Only the bag balm in her pocket gave her a slight sense of having done something a bit useful on this morbid, gray day. At least Betsy the cow might find some relief in what she had to offer.
28
With a steady hand, Elizabeth reached up to add a touch of deeper red to the rose.
“Damn it all to hell!” she groused. “This red paint is all over my hands.”
Grabbing a rag, she swatted at her hands, to no avail. They refused to come clean. Looking down at her clothes, she realized that in her haste she’d forgotten to put on her apron and her white blouse was virtually ruined. Red paint stripes swathed across her chest.
“Hell, it’s all over me!”
She swiped at her blouse with the rag but only seemed to transfer what was on the rag onto her clothes. There was no getting rid of this damnable color. Next time she’d have to paint a white rose.
It was bad enough trying to paint by lamplight, but the urge had struck her so violently she simply had to come into her studio to paint.
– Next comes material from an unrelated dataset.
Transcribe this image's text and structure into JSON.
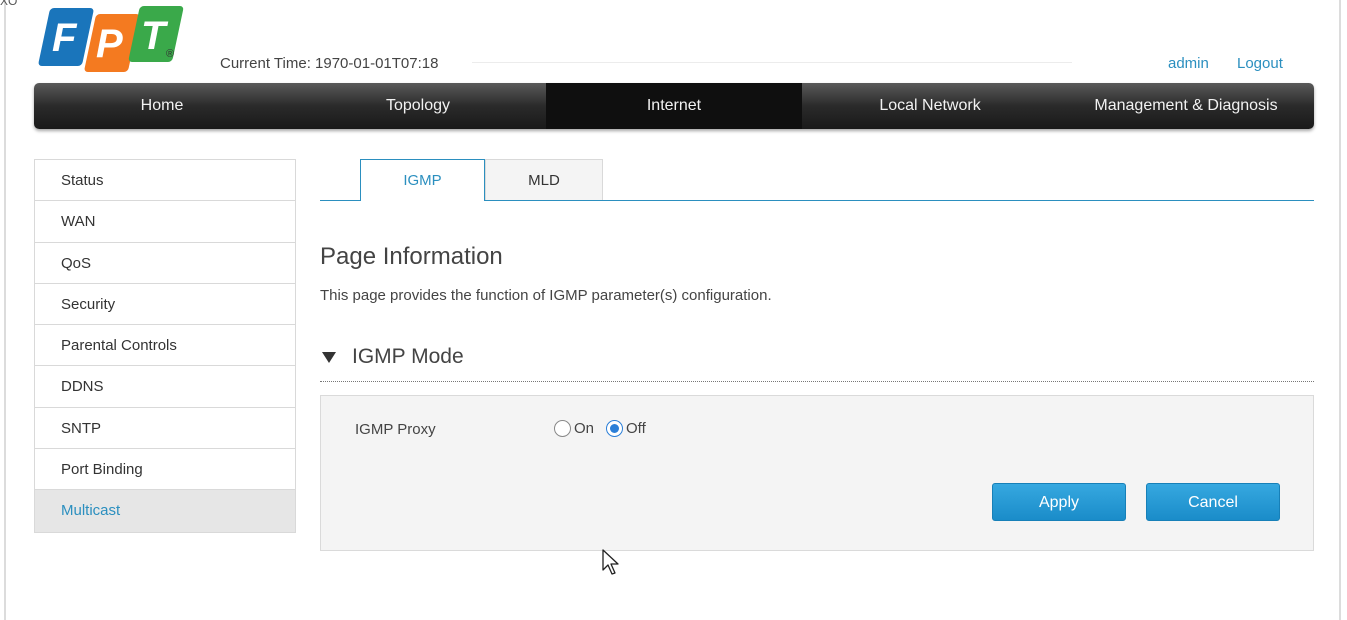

Usually by this time of evening, right after supper as the sun set, she was lolling in her comfy bed in the other room, marveling at the spectacle she could see out her big windows. Being on the second floor of Cottage 23 and on a corner with two full walls of long windows, on clear nights she could see the moon rise in the east and a sky full of stars in the dark of night. In the morning when the wake-up whistle blew at seven o’clock, she’d open her eyes to the dawn, the level of the sun depending on the time of year. The scene looked different every day. She’d had them place her bed right in the center of the room to take full advantage of the view.
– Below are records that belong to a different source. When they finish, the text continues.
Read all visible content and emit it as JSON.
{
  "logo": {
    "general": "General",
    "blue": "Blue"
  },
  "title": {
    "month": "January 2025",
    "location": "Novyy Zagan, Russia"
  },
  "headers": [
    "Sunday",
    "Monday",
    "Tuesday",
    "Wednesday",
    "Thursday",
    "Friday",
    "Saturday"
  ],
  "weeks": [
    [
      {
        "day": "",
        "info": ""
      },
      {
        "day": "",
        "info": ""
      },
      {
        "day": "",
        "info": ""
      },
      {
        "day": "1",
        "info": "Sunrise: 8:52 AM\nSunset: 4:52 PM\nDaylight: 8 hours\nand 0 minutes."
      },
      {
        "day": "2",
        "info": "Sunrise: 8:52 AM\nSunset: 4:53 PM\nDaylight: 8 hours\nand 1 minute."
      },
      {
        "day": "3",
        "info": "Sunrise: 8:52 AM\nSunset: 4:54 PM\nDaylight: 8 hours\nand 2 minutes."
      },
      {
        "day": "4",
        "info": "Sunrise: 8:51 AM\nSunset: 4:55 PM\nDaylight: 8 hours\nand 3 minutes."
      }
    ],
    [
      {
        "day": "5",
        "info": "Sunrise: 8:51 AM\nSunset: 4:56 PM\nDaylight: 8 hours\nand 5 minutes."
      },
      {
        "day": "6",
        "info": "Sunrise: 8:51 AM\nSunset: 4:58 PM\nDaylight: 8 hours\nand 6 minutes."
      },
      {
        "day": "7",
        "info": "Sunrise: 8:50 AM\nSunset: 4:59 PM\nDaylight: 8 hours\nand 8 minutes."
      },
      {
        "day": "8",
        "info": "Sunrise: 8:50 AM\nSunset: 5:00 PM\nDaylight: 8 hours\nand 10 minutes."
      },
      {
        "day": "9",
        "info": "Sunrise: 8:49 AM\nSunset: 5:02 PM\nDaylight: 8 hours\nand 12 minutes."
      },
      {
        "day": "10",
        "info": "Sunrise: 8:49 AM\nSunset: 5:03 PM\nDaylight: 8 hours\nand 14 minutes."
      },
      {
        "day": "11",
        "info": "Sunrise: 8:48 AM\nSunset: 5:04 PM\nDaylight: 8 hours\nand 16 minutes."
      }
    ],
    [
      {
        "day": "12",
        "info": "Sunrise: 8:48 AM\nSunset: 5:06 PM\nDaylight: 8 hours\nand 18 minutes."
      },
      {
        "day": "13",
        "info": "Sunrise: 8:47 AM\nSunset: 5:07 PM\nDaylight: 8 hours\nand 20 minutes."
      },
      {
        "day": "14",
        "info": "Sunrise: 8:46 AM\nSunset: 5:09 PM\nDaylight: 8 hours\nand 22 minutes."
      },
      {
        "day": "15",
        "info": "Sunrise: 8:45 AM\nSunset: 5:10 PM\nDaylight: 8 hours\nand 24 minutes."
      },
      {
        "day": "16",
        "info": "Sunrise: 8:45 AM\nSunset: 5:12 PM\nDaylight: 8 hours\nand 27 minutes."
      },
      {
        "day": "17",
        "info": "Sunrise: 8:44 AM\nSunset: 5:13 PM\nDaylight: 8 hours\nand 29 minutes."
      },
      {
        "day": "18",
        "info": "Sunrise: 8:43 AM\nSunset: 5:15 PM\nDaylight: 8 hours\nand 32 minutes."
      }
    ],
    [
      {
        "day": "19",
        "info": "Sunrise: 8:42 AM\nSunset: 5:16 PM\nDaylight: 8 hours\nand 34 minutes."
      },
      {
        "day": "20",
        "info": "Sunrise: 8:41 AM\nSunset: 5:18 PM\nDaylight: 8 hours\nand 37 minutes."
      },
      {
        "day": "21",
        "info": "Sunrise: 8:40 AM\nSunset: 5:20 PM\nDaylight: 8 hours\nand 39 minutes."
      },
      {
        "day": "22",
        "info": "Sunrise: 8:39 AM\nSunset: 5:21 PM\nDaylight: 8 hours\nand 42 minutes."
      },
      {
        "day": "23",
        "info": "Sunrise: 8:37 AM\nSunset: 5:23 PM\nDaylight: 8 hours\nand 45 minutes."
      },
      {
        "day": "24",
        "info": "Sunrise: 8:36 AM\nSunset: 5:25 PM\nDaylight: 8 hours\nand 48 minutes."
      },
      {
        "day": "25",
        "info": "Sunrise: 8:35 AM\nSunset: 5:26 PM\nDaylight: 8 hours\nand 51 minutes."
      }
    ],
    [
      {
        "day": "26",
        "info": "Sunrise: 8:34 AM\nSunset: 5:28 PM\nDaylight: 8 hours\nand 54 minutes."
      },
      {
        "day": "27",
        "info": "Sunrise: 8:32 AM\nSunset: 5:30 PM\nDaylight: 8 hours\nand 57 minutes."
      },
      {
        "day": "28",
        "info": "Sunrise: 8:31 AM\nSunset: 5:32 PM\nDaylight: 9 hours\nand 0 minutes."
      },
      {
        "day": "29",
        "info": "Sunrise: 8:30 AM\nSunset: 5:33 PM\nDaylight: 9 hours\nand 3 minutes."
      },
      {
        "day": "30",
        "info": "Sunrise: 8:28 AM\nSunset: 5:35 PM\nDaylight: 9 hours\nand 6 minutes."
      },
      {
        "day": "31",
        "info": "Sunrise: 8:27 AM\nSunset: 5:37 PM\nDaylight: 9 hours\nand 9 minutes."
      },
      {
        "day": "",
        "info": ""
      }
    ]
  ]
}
She could also see the tops of trees, which offered up all kinds of entertainment, including birds building their nests, spring-born hatchlings chirping away, and squirrels chasing each other in circles. Every now and then there was a bird ruckus where mother and father bird would have to holler and peck at predator birds who tried to get to their young. The noisy parents usually attracted help from other birds of their kind and the combined army usually won. Once in a while, though, a baby bird would disappear long before it could fly on its own.
If she walked right up to a window, she could look down at bushes and flowers planted alongside the cottage, like the lilacs and irises in bloom this time of year. When she opened the windows, like now, different smells filtered into her room, depending on the season and what was in bloom. It was one of the things Elizabeth loved most about her rooms here.
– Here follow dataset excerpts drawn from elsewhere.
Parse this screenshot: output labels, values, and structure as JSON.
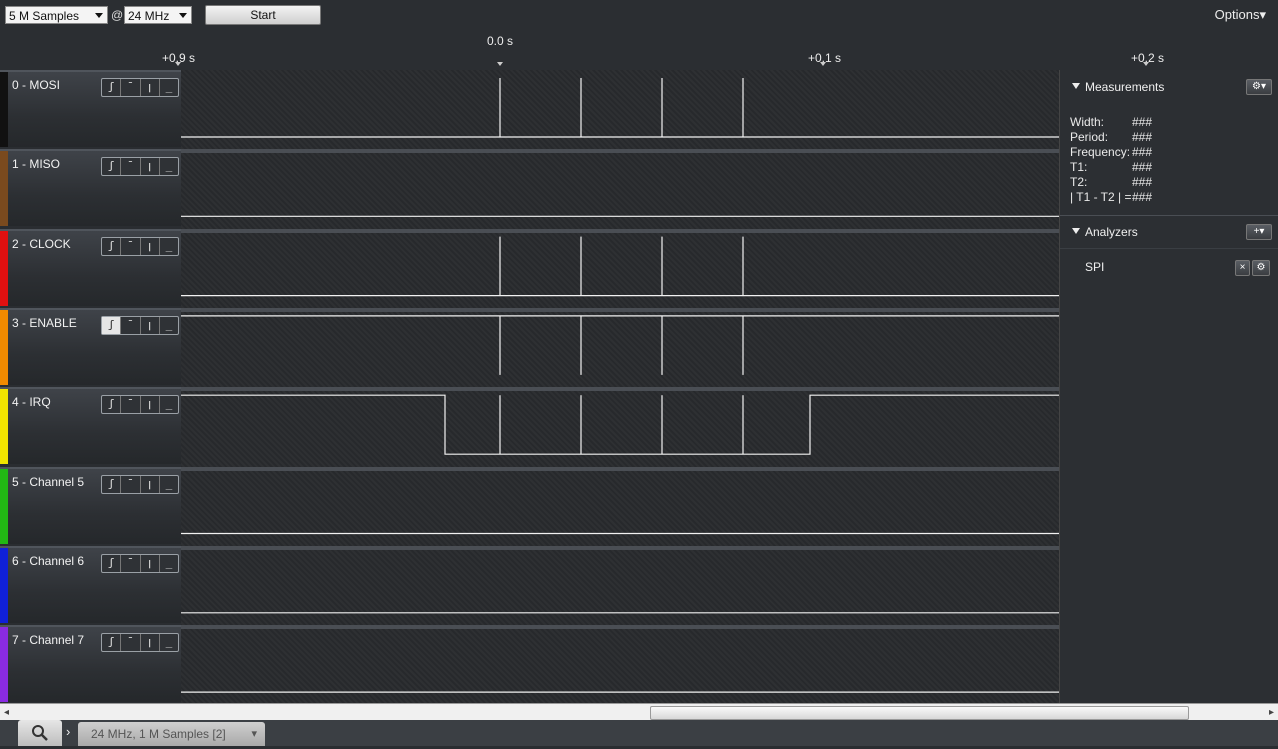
{
  "toolbar": {
    "samples_value": "5 M Samples",
    "at": "@",
    "rate_value": "24 MHz",
    "start_label": "Start",
    "options_label": "Options▾"
  },
  "ruler": {
    "ticks": [
      "+0.9 s",
      "0.0 s",
      "+0.1 s",
      "+0.2 s"
    ]
  },
  "channels": [
    {
      "name": "0 - MOSI",
      "color": "#111111"
    },
    {
      "name": "1 - MISO",
      "color": "#7a4a1e"
    },
    {
      "name": "2 - CLOCK",
      "color": "#e01010"
    },
    {
      "name": "3 - ENABLE",
      "color": "#f08a00"
    },
    {
      "name": "4 - IRQ",
      "color": "#f2e400"
    },
    {
      "name": "5 - Channel 5",
      "color": "#22b814"
    },
    {
      "name": "6 - Channel 6",
      "color": "#1020d8"
    },
    {
      "name": "7 - Channel 7",
      "color": "#8a2be2"
    }
  ],
  "trigger_glyphs": [
    "ʃ",
    "¯",
    "ꞁ",
    "_"
  ],
  "measurements": {
    "title": "Measurements",
    "rows": [
      {
        "label": "Width:",
        "value": "###"
      },
      {
        "label": "Period:",
        "value": "###"
      },
      {
        "label": "Frequency:",
        "value": "###"
      },
      {
        "label": "T1:",
        "value": "###"
      },
      {
        "label": "T2:",
        "value": "###"
      },
      {
        "label": "| T1 - T2 | =",
        "value": "###"
      }
    ]
  },
  "analyzers": {
    "title": "Analyzers",
    "items": [
      {
        "name": "SPI"
      }
    ]
  },
  "bottom": {
    "session_tab": "24 MHz, 1 M Samples [2]"
  }
}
She’d painted many a scene, birds, squirrels, trees, flowers, clouds, sunrise, su
nset, and the night sky, right from these windows.
But tonight was troublesome. Her painting had gone awry. She was filthy dirty with red paint all over her. She couldn’t seem to do anything right.
Sweeping a loose lock of hair out of her eyes, she realized she’d just wiped paint onto her face.
“Good God! Will there be no end to this?”
She tried a clean rag. This time red paint came off on the cloth and she felt like she was finally getting somewhere.
Out of nowhere, a sound echoed from the other room. She stopped wiping herself down and stepped into her main room to listen. It came again. A knock at the door.
“Who in hell would be here at this time of night?” She tossed the rag aside and headed for the door.
“Oh, Jesus Jenny!” she swore when she tripped. “That damned lump is still there. Somebody needs to come and take that away.”
Stepping gingerly over the large heap in the middle of the floor, she straightened her back and opened the door.
A deputy sheriff, young and good looking, and the sheriff, old and ugly as sin, stood there in spiffy uniforms.
“Hello, gentlemen. What can I do for you?” She patted the side of her head to fluff her hair.
She’d only opened the door halfway and stood in the way so they couldn’t see into her room. Upon further inspection, she could see her cottage supervisor standing behind them, a normally ebullient woman now solemn-faced as a cadaver. And the night nurse in her white uniform who did final rounds after supper, and who had in fact been here not long before, stood by the supervisor, crying with a white handkerchief to her mouth.
What a crazy gang of people, Elizabeth thought. Somebody needs to commit them to this place.